Sporting the same haircut and close-cropped beard as the ousted Islamist leader, Sayed distinguishes between the generals he blames for his brother’s downfall and the army itself that remains a source of enormous pride.
“The most important thing in this country is the army. It’s a red line for Egyptians. If someone in the army makes mistakes, that’s a problem. But we are humans and we make mistakes,” he said, sitting on a cushion on the plastic mat-covered floor.
General Abdel Fattah al-Sisi, who ordered Mursi’s removal after huge street protests against the president, has called for more rallies on Friday, challenging the Muslim Brotherhood which is planning its own marches.
The Brotherhood has accused Sisi of staging a coup and say they fear the return of a “police state”.
Mursi himself has not been seen in public since July 3 and has been held at an undisclosed location.
Even the family has not heard from him, but asked if he feared for his brother’s safety, Sayed said: “I’ve never been afraid in my life. I only fear God. He is protecting Egypt.”
Outside the village’s main mosque, men in long robes emerged from midday prayers and offered similar sentiments. “The army is not Sisi,” said Ali Ibrahim, a farmer. “The army is my son, my brother, my uncle.

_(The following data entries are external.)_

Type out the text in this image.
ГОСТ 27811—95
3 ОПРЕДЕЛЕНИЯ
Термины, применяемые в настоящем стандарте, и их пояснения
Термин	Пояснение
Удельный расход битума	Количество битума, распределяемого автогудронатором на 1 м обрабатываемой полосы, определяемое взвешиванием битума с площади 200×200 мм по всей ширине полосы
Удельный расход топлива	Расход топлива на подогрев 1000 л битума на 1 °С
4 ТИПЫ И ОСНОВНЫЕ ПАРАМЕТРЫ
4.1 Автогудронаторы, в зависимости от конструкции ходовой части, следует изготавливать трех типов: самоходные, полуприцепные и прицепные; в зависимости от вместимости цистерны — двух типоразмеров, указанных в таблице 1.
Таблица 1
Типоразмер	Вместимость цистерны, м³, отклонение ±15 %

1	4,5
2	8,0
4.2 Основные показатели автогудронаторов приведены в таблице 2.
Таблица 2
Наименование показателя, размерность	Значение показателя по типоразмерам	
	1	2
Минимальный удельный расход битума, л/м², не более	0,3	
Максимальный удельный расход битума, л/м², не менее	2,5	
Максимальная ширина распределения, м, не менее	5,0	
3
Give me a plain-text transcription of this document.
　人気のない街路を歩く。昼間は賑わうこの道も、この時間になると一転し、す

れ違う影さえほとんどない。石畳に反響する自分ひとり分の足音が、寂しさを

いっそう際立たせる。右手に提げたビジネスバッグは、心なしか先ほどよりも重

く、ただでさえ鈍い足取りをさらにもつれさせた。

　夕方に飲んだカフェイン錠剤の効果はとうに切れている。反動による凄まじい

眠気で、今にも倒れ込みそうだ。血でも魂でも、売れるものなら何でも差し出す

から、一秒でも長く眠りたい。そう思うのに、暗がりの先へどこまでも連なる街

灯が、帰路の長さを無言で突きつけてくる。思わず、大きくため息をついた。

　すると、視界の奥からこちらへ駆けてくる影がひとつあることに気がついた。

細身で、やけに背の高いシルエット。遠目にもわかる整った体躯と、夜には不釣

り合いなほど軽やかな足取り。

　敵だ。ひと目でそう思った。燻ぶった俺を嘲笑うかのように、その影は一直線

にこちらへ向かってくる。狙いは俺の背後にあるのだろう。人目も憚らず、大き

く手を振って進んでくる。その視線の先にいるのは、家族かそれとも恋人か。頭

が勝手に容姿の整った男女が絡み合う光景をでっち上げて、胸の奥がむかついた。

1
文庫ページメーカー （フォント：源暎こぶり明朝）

The army belongs to us, it is made up of us.”
Mohamed Mursi’s life was shaped by his membership of the Muslim Brotherhood, a movement he joined while studying in California more than three decades ago.
Sayed credits the army with instilling the values that are helping him through this difficult time, speaking fondly of his mandatory military service in 1983 and 1984 and saying the army gives Egyptian men their sense of “manhood”.
“The army teaches Egypt’s sons how to work, how to think. You learn what to do when you are in a hard place, when you face a difficult situation.”
Al-Adwa’s roughly 5,000 people voted overwhelmingly for Mursi in last year’s elections, breaking with the rest of the Nile Delta province of Sharqiya, who chose his opponent.
While there was still much sympathy for their local hero, who visited the village twice during his short-lived presidency, there is also lively criticism of his Muslim Brotherhood.
“He is a man of our village. We know he’s a good person,” said Ismail Mohamed al-Saddiq, 43, a farmer and a father of three who also does construction work to make ends meet.
“His problem was that he brought the Muslim Brotherhood into all of the seats of power. That made people mad,” said Saddiq as he sat under a tree next to rows of tall corn stalks with his eldest son Mohamed, while his brother Ehab shoveled cow manure.
“Mursi or no Mursi, we all wanted someone to fix the country: to make it better, not worse,” he added, voicing a demand of the original 2011 uprising, when Egyptians of all colors united to topple the autocratic Hosni Mubarak.
Down the street from the mosque, a woman selling olives and pickled lemons and onions said she feared for Egypt at a time when nearly 200 people have died in violence since Mursi’s overthrow.
“The Muslim Brotherhood should have mercy upon us and let the army do its work. They had their chance and didn’t know what to do,” said Sahar Ibrahim, 38, as she bounced her toddler on her lap. “People are dying every day. The army needs to be in charge to protect the country, to stabilize things, so people can live in security.”